Keduanya, bicara tentang dua nasib anak manusia. Yang satu diberi nikmat kemiskinan, sementara yang kedua dikasih nikmat kaya. Jika yang miskin, nasibnya begitu sedih, tak berdaya dan pasrah. Sementara yang kedua begitu congkak dan gagah. Hidupnya dibalut dengan kesenangan-kesenangan.

Kedua manusia beda nasib itu sering kita temui. Coba, kalau ada waktu keliling kampung-kampung yang ada di Aceh. Pemandangan seperti itu sangat kontras terlihat. Jika, anda tak punya waktu terjun ke kampung, baiklah, saya ceritakan saja nasib masyarakat di kampung saya. Biar anda dapat gambaran utuh.

Saya ingat, saat pulang kampung beberapa waktu lalu, suasananya cukup berbeda. Jika dulu, saya sering nongkrong di warung kopi sampai larut malam. Sementara sekarang, jam sebelas malam, warung-warung pada tutup. Saat saya tanya, kenapa malam tak lagi semarak seperti dulu? Banyak dari masyarakat menjawab bahwa mereka tak mampu membeli membeli segelas kopi. Hah! Saya tentu saja kaget. Mereka harus menunggu musim panen padi, agar bisa berkumpul lagi larut malam di warung kopi.

Tapi kan, pemerintah baru sudah meluncurkan Kredit Peumakmu Nanggroe? Seharusnya kehidupan masyarakat sudah cukup makmur sekarang. Tak ada jawaban. Hanya saja, mereka mengaku sulit mendapatkan kredit tersebut. Urusannya sangat berbelit-belit, apalagi jika tak ada backing.

Tak heran, jika Kredit Peumakmu Nanggroe (KPN) mulai dieja Kredit Peumakmu Po Nanggroe. Kita bisa saja disalahkan karena sudah memplesetkan kalimat itu. Tapi, bagi kita ejaan kedua sepertinya lebih tepat. Namun, Po Nanggroe di sini jangan dipahami rakyat kecil yang punya nasib seperti disebut oleh Bang Joni, melainkan elite politik, kontraktor dan lain-lain yang tak pernah mengerti bagaimana meukuwien lam tika.

Malah, jika boleh cerewet, saya ingin bilang: jalan menuju kampung saja seperti gelombang air laut. Kalau kita bawa kereta terlalu cepat, badan kita bergoyang seperti bergelombang. Sementara, di beberapa bagian, meski baru diaspal sudah muncul rumput siap menyapa matahari pagi.

Nah, apa yang mesti dilakukan oleh pemerintah?
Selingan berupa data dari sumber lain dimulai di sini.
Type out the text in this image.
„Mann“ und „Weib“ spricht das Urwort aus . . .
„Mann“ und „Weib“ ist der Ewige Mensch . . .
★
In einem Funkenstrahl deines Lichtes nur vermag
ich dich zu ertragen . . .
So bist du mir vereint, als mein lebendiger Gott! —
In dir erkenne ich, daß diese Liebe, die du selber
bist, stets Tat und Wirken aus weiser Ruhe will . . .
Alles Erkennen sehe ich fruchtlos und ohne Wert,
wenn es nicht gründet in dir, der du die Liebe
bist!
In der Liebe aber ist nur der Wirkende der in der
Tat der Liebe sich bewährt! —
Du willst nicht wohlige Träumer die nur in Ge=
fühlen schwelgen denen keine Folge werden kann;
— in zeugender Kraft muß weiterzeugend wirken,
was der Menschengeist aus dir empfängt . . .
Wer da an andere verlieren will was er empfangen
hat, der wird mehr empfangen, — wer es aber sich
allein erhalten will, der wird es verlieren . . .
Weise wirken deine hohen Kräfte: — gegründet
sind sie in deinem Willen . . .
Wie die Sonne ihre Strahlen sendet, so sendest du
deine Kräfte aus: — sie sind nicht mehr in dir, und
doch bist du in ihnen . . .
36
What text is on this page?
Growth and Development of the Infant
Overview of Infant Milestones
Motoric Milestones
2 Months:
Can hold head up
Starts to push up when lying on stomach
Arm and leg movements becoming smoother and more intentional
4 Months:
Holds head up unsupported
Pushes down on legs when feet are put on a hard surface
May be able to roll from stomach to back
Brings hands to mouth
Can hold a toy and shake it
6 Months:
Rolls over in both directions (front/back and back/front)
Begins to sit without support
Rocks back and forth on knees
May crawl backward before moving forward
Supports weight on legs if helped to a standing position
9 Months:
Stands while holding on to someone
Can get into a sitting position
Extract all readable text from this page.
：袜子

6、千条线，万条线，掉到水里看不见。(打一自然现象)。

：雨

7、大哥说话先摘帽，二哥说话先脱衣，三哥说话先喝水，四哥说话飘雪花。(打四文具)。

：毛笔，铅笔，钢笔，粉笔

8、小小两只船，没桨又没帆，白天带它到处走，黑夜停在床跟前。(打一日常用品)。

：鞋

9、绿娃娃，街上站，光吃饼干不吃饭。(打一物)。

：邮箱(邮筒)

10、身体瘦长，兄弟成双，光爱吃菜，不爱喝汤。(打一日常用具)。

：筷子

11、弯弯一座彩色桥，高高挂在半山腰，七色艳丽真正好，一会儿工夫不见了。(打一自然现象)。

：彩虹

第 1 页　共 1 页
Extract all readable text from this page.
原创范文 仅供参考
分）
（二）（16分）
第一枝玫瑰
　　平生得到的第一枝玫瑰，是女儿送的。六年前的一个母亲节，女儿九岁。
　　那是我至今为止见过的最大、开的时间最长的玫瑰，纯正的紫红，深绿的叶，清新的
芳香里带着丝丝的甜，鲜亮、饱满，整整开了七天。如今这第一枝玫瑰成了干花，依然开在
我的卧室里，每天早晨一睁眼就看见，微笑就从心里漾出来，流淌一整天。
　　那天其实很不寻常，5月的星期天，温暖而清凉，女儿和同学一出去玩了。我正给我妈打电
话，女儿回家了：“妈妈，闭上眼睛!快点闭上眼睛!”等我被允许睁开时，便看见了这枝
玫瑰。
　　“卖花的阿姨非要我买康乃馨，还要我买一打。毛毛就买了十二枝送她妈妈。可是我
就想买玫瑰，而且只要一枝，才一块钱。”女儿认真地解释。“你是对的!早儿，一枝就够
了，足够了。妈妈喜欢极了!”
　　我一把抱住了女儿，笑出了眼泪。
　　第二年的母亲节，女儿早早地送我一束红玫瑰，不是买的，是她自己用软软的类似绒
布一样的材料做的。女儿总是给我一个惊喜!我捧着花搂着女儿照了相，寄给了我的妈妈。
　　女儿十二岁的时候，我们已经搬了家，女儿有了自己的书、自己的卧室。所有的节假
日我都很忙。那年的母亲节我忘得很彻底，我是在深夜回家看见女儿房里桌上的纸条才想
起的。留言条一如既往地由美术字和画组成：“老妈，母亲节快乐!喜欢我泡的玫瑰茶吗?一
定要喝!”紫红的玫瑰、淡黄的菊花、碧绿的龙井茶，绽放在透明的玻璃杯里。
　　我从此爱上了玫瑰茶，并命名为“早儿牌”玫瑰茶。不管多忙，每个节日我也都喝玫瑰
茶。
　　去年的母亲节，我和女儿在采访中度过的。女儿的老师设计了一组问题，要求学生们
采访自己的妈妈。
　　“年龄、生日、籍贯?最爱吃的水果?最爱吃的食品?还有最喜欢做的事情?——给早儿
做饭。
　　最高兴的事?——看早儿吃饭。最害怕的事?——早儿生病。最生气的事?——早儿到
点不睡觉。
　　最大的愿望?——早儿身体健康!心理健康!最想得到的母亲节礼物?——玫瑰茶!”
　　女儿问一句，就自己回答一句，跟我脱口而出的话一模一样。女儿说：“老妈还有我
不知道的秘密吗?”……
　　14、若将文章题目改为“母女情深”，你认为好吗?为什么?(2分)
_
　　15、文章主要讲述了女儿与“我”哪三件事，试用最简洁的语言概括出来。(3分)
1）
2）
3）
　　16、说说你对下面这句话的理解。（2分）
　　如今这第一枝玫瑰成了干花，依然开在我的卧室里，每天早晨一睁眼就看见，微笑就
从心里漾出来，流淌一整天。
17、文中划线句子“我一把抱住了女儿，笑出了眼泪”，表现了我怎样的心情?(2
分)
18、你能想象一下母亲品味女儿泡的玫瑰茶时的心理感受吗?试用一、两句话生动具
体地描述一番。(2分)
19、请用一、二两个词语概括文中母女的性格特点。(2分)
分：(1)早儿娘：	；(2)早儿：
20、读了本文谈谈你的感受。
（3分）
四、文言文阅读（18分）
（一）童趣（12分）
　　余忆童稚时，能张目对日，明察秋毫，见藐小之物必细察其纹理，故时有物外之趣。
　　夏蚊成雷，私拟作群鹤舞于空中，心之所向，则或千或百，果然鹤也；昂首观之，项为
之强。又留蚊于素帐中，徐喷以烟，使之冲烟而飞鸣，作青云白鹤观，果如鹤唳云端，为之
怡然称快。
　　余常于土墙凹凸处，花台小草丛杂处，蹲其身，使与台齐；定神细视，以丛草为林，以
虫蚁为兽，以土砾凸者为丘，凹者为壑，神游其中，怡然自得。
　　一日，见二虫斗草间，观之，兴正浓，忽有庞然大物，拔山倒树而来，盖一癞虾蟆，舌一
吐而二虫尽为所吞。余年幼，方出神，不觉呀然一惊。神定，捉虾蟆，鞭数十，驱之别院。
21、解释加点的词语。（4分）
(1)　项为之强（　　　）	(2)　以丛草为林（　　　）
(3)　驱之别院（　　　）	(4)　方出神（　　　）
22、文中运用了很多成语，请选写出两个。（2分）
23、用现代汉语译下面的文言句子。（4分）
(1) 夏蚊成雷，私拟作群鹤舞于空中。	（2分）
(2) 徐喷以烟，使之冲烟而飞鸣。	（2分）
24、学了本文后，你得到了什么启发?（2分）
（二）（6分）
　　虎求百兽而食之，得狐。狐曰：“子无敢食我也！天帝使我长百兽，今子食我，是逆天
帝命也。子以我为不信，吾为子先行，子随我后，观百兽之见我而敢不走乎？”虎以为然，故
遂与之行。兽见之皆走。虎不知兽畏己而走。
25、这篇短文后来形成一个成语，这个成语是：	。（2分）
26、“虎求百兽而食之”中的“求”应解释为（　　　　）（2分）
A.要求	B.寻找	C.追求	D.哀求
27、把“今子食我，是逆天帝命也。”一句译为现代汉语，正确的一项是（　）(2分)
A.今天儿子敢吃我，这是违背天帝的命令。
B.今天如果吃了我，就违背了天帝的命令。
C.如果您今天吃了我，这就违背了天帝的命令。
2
Kan tak gampang mewujudkan perubahan secara instan! Ya...yang penting bukan program-program cet langet lah. Wujudkan dulu kesejahteran dan kemakmuran (prosperity). Jika tak ada yang tahu apa itu kemakmuran, baiklah kita ingatkan lagi. Kemakmuran, sering disebut sebagai keadaan di mana kebutuhan manusia dapat dipenuhi dengan wajar secara mantap dan terus menerus.

Pertanyaannya kemudian, jika untuk membeli segelas kopi masyarakat harus menunggu musim panen padi, sudahkah itu wajar? Sudahkah kebutuhan terpenuhi secara terus menerus? Entahlah...yang penting, jangan sampai gara-gara kemiskinan dan kelaparan, orang Aceh memberontak lagi. Itu saja. Perkecil saja kesenjangan antara orang kaya dan orang miskin setipis mungkin.

Kita hanya berharap, jika rakyat mengungkapkan kekecewaan, jangan dipahami sebagai bentuk kebencian, apalagi sebagai ancaman. Pertanyaan rakyat—yang bernada kritis—jangan dipahami sebagai ancaman terhadap legitimasi kekuasaan. Pemerintah tak perlu alergi dengan sejumlah pertanyaan itu, meski tak enak untuk didengar. Ingat, orang lapar itu sering lebih punya banyak ide (untuk memberontak) ketimbang orang-orang kenyang. Tak percaya?